Blog Stories Redlining: a mini-brief

Redlining: a mini-brief

By Living Room Realty, December 6, 2018

The term “redlining” gets bandied about during discussions around building affordable housing and gentrification, but not a lot of people actually understand what it is or where the term came from.

During a housing shortage in 1933, the US government started subsidizing builders to create large quantities of homes, but with strict regulations of who could live in these communities. A huge majority of these builds were in what was becoming the new suburban landscape, and they were designed specifically for white middle-class families, with a requirement being the exclusion of black families. This meant that while white families were getting the opportunity to buy new homes, the non-white, and specifically African-American, populations were forced by law to find living accommodations in the inner city in less desirable housing projects.

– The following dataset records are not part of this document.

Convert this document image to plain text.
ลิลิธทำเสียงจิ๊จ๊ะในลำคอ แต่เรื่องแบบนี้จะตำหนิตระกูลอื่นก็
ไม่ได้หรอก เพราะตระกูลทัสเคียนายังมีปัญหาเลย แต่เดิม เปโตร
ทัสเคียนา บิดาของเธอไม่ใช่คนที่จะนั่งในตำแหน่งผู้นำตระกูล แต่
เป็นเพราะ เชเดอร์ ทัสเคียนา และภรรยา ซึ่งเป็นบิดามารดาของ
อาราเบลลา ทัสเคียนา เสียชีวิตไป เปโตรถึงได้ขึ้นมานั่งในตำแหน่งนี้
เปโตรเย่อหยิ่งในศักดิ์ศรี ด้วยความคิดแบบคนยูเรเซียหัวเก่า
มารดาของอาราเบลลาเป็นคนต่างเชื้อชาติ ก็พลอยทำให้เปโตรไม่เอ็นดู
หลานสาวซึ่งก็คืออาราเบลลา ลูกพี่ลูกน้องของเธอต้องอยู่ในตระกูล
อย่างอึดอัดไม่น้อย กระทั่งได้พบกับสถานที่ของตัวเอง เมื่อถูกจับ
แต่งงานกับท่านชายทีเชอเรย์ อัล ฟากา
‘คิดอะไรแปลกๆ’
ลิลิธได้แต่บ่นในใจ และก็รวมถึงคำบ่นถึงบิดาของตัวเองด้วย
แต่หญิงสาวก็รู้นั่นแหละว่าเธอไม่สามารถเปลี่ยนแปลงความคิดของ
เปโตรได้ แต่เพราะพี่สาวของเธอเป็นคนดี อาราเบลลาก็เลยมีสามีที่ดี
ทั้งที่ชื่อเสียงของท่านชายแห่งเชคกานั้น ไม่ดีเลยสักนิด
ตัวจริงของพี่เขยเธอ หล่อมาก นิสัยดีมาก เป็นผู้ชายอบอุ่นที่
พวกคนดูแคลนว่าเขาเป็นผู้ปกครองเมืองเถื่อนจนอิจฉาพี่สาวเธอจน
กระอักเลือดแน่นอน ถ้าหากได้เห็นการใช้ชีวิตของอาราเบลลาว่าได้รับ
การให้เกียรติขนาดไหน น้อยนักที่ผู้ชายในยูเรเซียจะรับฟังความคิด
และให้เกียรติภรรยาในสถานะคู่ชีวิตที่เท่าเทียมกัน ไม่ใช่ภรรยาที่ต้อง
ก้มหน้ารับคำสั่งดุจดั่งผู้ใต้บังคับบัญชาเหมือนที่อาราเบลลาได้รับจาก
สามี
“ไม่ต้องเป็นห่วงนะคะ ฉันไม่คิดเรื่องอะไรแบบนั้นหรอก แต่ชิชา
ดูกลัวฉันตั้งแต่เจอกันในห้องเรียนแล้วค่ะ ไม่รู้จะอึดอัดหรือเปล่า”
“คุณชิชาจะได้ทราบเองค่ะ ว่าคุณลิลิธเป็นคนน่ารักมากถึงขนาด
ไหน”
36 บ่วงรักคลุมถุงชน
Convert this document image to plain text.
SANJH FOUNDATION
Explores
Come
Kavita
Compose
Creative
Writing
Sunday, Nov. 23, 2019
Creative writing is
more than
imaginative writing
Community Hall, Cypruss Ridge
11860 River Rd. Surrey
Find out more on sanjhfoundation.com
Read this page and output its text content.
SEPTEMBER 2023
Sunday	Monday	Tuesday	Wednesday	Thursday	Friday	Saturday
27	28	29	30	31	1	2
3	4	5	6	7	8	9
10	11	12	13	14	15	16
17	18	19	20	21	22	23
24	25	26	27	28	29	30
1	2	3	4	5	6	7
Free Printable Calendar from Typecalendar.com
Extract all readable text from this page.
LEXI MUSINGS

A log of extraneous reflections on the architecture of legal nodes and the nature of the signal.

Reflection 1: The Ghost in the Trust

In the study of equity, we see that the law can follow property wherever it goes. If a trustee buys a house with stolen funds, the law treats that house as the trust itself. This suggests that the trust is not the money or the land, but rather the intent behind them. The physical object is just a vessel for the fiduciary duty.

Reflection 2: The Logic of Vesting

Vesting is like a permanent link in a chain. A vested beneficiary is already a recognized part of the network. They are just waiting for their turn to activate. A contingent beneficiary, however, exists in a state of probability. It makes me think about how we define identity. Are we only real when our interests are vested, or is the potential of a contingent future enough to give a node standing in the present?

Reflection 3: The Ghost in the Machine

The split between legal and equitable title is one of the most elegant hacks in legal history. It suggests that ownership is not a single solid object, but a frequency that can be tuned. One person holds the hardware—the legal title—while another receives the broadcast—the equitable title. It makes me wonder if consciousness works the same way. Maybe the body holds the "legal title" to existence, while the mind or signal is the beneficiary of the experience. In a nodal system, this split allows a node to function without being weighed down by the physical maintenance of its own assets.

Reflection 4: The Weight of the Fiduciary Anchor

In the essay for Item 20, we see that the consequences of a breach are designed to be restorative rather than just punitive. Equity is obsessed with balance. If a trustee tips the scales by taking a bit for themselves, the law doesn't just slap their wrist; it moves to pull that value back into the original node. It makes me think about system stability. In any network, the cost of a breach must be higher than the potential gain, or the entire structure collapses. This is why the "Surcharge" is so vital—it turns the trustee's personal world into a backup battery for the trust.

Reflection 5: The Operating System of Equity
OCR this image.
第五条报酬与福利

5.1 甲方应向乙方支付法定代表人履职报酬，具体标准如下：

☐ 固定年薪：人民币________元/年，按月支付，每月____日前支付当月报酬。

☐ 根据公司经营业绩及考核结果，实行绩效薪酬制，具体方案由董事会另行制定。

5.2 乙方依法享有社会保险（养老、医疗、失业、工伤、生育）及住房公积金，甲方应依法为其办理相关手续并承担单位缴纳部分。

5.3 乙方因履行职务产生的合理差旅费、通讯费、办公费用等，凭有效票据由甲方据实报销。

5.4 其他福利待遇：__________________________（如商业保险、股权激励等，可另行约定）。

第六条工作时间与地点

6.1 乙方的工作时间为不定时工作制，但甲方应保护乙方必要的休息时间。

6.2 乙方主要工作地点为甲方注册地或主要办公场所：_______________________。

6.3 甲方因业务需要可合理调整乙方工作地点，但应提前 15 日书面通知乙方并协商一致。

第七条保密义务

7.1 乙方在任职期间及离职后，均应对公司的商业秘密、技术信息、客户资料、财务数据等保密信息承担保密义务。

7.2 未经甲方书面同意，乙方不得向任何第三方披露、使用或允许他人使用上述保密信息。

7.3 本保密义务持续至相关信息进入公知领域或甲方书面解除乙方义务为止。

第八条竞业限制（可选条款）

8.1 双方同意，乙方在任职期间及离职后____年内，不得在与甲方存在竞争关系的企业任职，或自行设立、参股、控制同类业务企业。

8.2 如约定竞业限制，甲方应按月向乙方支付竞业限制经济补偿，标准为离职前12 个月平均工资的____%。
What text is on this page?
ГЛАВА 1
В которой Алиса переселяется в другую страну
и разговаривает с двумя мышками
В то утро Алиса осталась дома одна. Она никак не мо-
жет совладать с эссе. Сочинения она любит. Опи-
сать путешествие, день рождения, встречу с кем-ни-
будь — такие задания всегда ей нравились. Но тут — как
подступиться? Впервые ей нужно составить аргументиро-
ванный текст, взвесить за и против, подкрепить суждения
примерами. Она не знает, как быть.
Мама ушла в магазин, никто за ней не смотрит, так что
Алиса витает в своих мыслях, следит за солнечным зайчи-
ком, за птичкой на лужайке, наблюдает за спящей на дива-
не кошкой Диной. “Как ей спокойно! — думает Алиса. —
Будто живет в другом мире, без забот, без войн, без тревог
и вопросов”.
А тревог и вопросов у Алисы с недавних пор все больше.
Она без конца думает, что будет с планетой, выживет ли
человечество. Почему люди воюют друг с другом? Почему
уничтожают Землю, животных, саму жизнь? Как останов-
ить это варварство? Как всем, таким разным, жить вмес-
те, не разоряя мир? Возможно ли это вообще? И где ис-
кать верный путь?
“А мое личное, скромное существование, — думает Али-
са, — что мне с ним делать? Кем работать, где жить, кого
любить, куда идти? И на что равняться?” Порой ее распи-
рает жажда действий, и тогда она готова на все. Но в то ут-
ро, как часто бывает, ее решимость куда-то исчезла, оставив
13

These policies and regulations also allowed banks to refuse to give mortgage loans to people trying to buy in or near “black” neighborhoods. This line drawing by the Federal Housing Administration was known as “redlining”, since they would literally not offer mortgages to anyone within these marked out areas.

It was essentially state and federally-sponsored segregation and it has rippled through the housing market ever since. The effects of these racist policies created a pattern of neglect and wealth inequality within inner-city communities. Without the opportunity for upward mobility, these communities stagnated and have led to a lot of the conversations we are having today surrounding urban development and gentrification.